I had a few more on Hypercon. You mentioned some companies conduct early feasibility testing prior to signing Hypercon deals. Can you say whether Vertex or Oruka, who you recently signed deals with, did they conduct any early feasibility testing? Second, as Hypercon deals roll in, how should we think about the timeline from when a Hypercon deal is announced to when the product could enter the clinic? And last, how big a derisking event would you view IND clearance for a Hypercon product relative to, say, Phase I data?
Thanks, Jess. We aren't able to go into detail on individual collaborations or whether particular companies did feasibility testing, as those are confidential. I would say the trend now is partners are increasingly going straight into agreements based on the data they see and their confidence in moving forward. Regarding timing from deal announcement to clinic, that will get shorter as we mature and streamline the technology and processes. It's a bit early to give a specific month count, but supporting partners to get into the clinic in a matter of months is a big focus for us. On the relative derisking value: I am looking forward to seeing Phase I data. We had compelling preclinical data that gave us conviction at acquisition, but Phase I data for each partner will be an important derisking milestone that I am excited to see.

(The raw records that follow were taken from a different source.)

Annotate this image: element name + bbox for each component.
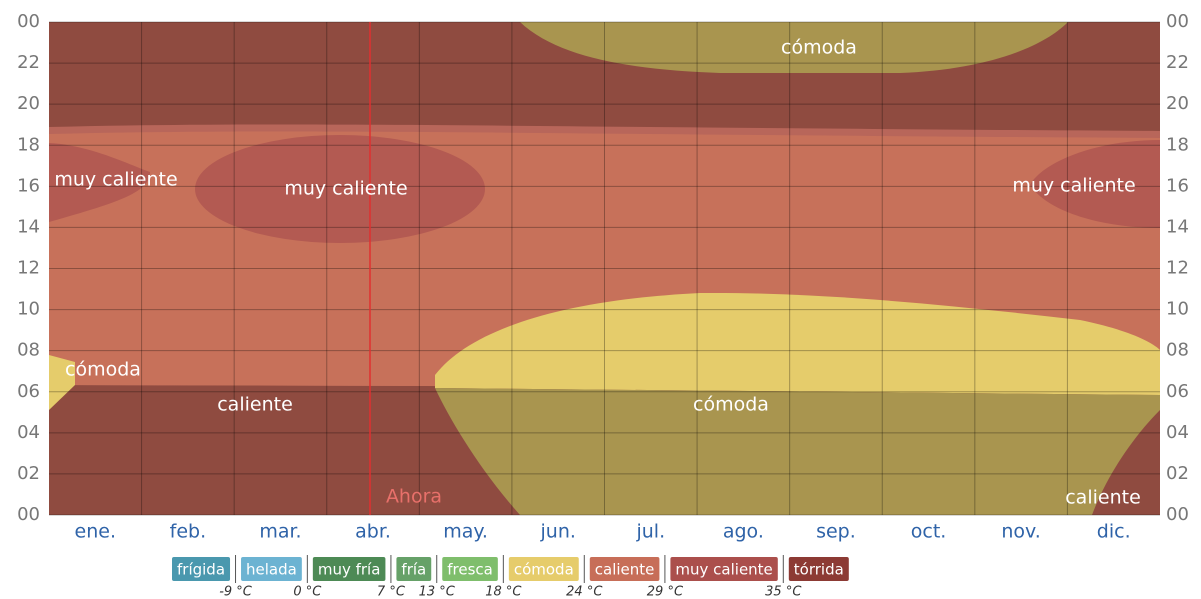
muy-caliente-region xyxy=(49,143,150,222)
y-tick-label: 04 xyxy=(1166,422,1189,443)
comoda-region xyxy=(435,388,1160,515)
y-tick-label: 06 xyxy=(17,381,40,402)
y-tick-label: 18 xyxy=(1166,134,1189,155)
y-tick-label: 22 xyxy=(1166,52,1189,73)
x-tick-label: mar. xyxy=(259,521,301,543)
x-tick-label: oct. xyxy=(911,521,947,543)
legend-label: fría xyxy=(401,561,426,579)
grid xyxy=(49,21,1160,516)
x-tick-label: jul. xyxy=(635,521,665,543)
plot-area: Ahora cómoda muy caliente muy caliente m… xyxy=(49,21,1160,516)
region-label: muy caliente xyxy=(284,178,407,200)
y-tick-label: 00 xyxy=(1166,504,1189,525)
y-tick-label: 08 xyxy=(1166,340,1189,361)
legend-swatch xyxy=(396,557,432,581)
threshold-label: 24 °C xyxy=(566,585,603,599)
legend-swatch xyxy=(172,557,231,581)
threshold-label: 13 °C xyxy=(419,585,456,599)
legend-swatch xyxy=(508,557,579,581)
y-tick-label: 20 xyxy=(1166,93,1189,114)
legend-swatch xyxy=(312,557,386,581)
y-tick-label: 14 xyxy=(1166,216,1189,237)
x-tick-label: feb. xyxy=(170,521,206,543)
y-tick-label: 22 xyxy=(17,52,40,73)
muy-caliente-region xyxy=(1030,140,1160,228)
y-tick-label: 00 xyxy=(17,504,40,525)
legend-label: fresca xyxy=(447,561,493,579)
legend-label: frígida xyxy=(177,561,225,579)
x-tick-label: nov. xyxy=(1001,521,1040,543)
x-tick-label: dic. xyxy=(1097,521,1131,543)
y-tick-label: 12 xyxy=(17,258,40,279)
comoda-region xyxy=(49,355,75,410)
region-label: muy caliente xyxy=(1012,175,1135,197)
x-tick-label: ago. xyxy=(723,521,764,543)
x-tick-label: abr. xyxy=(355,521,391,543)
legend-label: cómoda xyxy=(514,561,574,579)
y-tick-label: 16 xyxy=(17,175,40,196)
y-tick-label: 10 xyxy=(17,299,40,320)
region-label: caliente xyxy=(1065,487,1141,509)
region-label: cómoda xyxy=(65,359,141,381)
y-tick-label: 04 xyxy=(17,422,40,443)
y-tick-label: 06 xyxy=(1166,381,1189,402)
x-tick-label: ene. xyxy=(75,521,116,543)
legend-label: caliente xyxy=(595,561,655,579)
comoda-region xyxy=(520,22,1068,73)
y-tick-label: 10 xyxy=(1166,299,1189,320)
region-label: caliente xyxy=(217,394,293,416)
threshold-label: 7 °C xyxy=(377,585,406,599)
y-tick-label: 02 xyxy=(17,463,40,484)
x-tick-label: may. xyxy=(443,521,488,543)
legend-label: helada xyxy=(246,561,297,579)
legend: frígida helada muy fría fría fresca cómoda cal… xyxy=(172,555,849,599)
y-tick-label: 18 xyxy=(17,134,40,155)
region-label: cómoda xyxy=(781,37,857,59)
muy-caliente-region xyxy=(195,135,485,243)
threshold-label: 18 °C xyxy=(485,585,522,599)
threshold-label: 29 °C xyxy=(647,585,684,599)
y-tick-label: 02 xyxy=(1166,463,1189,484)
threshold-label: -9 °C xyxy=(219,585,253,599)
now-label: Ahora xyxy=(386,486,442,508)
legend-swatch xyxy=(589,557,660,581)
x-tick-label: jun. xyxy=(540,521,576,543)
legend-label: muy fría xyxy=(318,561,381,579)
y-tick-label: 20 xyxy=(17,93,40,114)
region-label: cómoda xyxy=(693,394,769,416)
y-tick-label: 12 xyxy=(1166,258,1189,279)
comoda-region xyxy=(435,292,1160,395)
legend-swatch xyxy=(788,557,849,581)
legend-swatch xyxy=(241,557,302,581)
region-label: muy caliente xyxy=(54,169,177,191)
legend-swatch xyxy=(442,557,498,581)
y-tick-label: 14 xyxy=(17,216,40,237)
x-tick-label: sep. xyxy=(816,521,856,543)
y-tick-label: 00 xyxy=(17,11,40,32)
legend-swatch xyxy=(670,557,778,581)
y-tick-label: 00 xyxy=(1166,11,1189,32)
y-tick-label: 08 xyxy=(17,340,40,361)
legend-label: tórrida xyxy=(794,561,844,579)
threshold-label: 35 °C xyxy=(765,585,802,599)
y-tick-label: 16 xyxy=(1166,175,1189,196)
legend-label: muy caliente xyxy=(675,561,772,579)
threshold-label: 0 °C xyxy=(293,585,322,599)
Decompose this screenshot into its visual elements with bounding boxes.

Your next question comes from the line of Ahmed Mahmud with H.C. Wainwright.
This is Ahmed on behalf of Mitchell Kapoor at H.C. Wainwright. I was wondering as you continue to have partnerships and accumulate additional approvals validating the ENHANZE platform, how have the economics of the new licensing deals evolved? Are you seeing more leverage? Should we expect to trend towards the higher end of the single-digit range?

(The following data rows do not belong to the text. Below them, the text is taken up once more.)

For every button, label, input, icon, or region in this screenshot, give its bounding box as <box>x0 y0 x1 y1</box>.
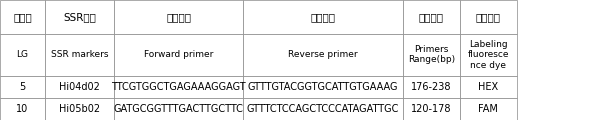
Text: SSR标记: SSR标记 <box>63 12 96 22</box>
Bar <box>45 76 114 98</box>
Bar <box>403 34 460 76</box>
Text: GATGCGGTTTGACTTGCTTC: GATGCGGTTTGACTTGCTTC <box>114 104 244 114</box>
Text: Reverse primer: Reverse primer <box>288 50 358 59</box>
Text: 荧光标记: 荧光标记 <box>476 12 501 22</box>
Bar <box>243 98 403 120</box>
Text: HEX: HEX <box>478 82 498 92</box>
Bar <box>460 34 517 76</box>
Text: 120-178: 120-178 <box>411 104 451 114</box>
Bar <box>403 98 460 120</box>
Text: FAM: FAM <box>478 104 498 114</box>
Bar <box>0 34 45 76</box>
Bar <box>0 76 45 98</box>
Text: LG: LG <box>17 50 28 59</box>
Text: Hi05b02: Hi05b02 <box>59 104 100 114</box>
Bar <box>403 0 460 34</box>
Text: 扩增范围: 扩增范围 <box>419 12 444 22</box>
Text: Forward primer: Forward primer <box>144 50 213 59</box>
Text: TTCGTGGCTGAGAAAGGAGT: TTCGTGGCTGAGAAAGGAGT <box>111 82 246 92</box>
Text: GTTTGTACGGTGCATTGTGAAAG: GTTTGTACGGTGCATTGTGAAAG <box>248 82 398 92</box>
Bar <box>243 76 403 98</box>
Bar <box>114 98 243 120</box>
Bar <box>460 76 517 98</box>
Bar <box>0 98 45 120</box>
Bar <box>243 34 403 76</box>
Bar <box>114 34 243 76</box>
Text: Labeling
fluoresce
nce dye: Labeling fluoresce nce dye <box>468 40 509 69</box>
Text: SSR markers: SSR markers <box>51 50 108 59</box>
Text: 176-238: 176-238 <box>411 82 451 92</box>
Bar <box>460 0 517 34</box>
Text: 下游引物: 下游引物 <box>311 12 335 22</box>
Text: 上游引物: 上游引物 <box>166 12 191 22</box>
Text: 10: 10 <box>16 104 29 114</box>
Bar <box>114 0 243 34</box>
Text: GTTTCTCCAGCTCCCATAGATTGC: GTTTCTCCAGCTCCCATAGATTGC <box>247 104 399 114</box>
Bar <box>45 0 114 34</box>
Text: 连锁群: 连锁群 <box>13 12 32 22</box>
Bar <box>45 98 114 120</box>
Bar <box>243 0 403 34</box>
Bar <box>114 76 243 98</box>
Text: Primers
Range(bp): Primers Range(bp) <box>407 45 455 64</box>
Text: 5: 5 <box>19 82 26 92</box>
Bar <box>45 34 114 76</box>
Bar <box>460 98 517 120</box>
Text: Hi04d02: Hi04d02 <box>59 82 100 92</box>
Bar <box>403 76 460 98</box>
Bar <box>0 0 45 34</box>
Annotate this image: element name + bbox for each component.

Ahmed, let me speak first about Hypercon-type deals: the deal terms have been very consistent across the agreements we've announced, which cover up to 17 targets in total. Those include upfront payments, development and sales milestones and mid-single-digit royalties, and that has been very consistent — reminiscent of the ENHANZE deals as we were establishing that technology and ultimately leading to the attractive performance we have today. For ENHANZE, we see a range based on exclusive versus non-exclusive agreements, which gives different peak milestones and royalty rates. But as I mentioned earlier, across ENHANZE agreements we see the potential based on escalating sales to reach mid-single-digit royalties in many cases.
Your next question comes from the line of Michael DiFiore with Evercore ISI.

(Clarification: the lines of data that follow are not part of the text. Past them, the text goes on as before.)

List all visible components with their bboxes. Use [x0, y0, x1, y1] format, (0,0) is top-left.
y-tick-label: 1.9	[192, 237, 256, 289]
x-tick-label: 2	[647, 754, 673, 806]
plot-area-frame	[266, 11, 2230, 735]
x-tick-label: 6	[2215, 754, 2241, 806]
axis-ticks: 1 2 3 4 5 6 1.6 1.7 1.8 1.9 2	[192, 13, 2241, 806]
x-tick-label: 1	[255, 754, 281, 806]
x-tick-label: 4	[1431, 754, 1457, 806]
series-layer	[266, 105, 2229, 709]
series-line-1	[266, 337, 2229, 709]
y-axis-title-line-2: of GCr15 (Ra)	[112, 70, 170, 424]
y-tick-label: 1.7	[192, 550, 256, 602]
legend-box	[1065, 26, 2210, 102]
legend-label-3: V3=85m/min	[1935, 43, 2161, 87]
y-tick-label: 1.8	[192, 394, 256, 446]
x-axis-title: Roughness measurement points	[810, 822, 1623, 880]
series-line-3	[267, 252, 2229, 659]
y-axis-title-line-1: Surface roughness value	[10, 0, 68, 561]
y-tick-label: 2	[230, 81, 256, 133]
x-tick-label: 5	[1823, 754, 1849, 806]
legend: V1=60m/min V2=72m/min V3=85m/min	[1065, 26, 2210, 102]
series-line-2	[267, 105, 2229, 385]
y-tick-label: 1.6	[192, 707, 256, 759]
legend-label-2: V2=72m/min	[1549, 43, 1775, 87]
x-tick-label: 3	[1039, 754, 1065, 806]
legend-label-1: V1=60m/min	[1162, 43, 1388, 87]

Congrats on the continued progress. Regarding your antibody-drug conjugate IP package: does that package itself drive partner engagement, or are discussions still largely target-specific? And as a follow-up, regarding nucleic acids: you mentioned ADCs in detail, but is partner interest in nucleic acids at a similar stage or are ADCs the more advanced near-term modality?
Thanks, Mike. For ADCs, engagement tends to be product-by-product and company-by-company, based on specific products in development or commercialized; the IP package is part of those discussions, but what drives interest is the potential to optimize a target product profile to improve the benefit-risk profile for that product. We have filed patents that are part of partner discussions, but it's very much about the individual product opportunity. Nucleic acid discussions are occurring in parallel. We have generated compelling preclinical data that is being discussed across several companies. I expect those discussions to progress and potentially lead to announcements in the coming months and quarters. ADCs got out of the gate faster, but that doesn't mean nucleic acids aren't coming as a modality for us in the near term.
We have reached the end of the Q&A session. This concludes today's call. Thank you for attending. You may now disconnect.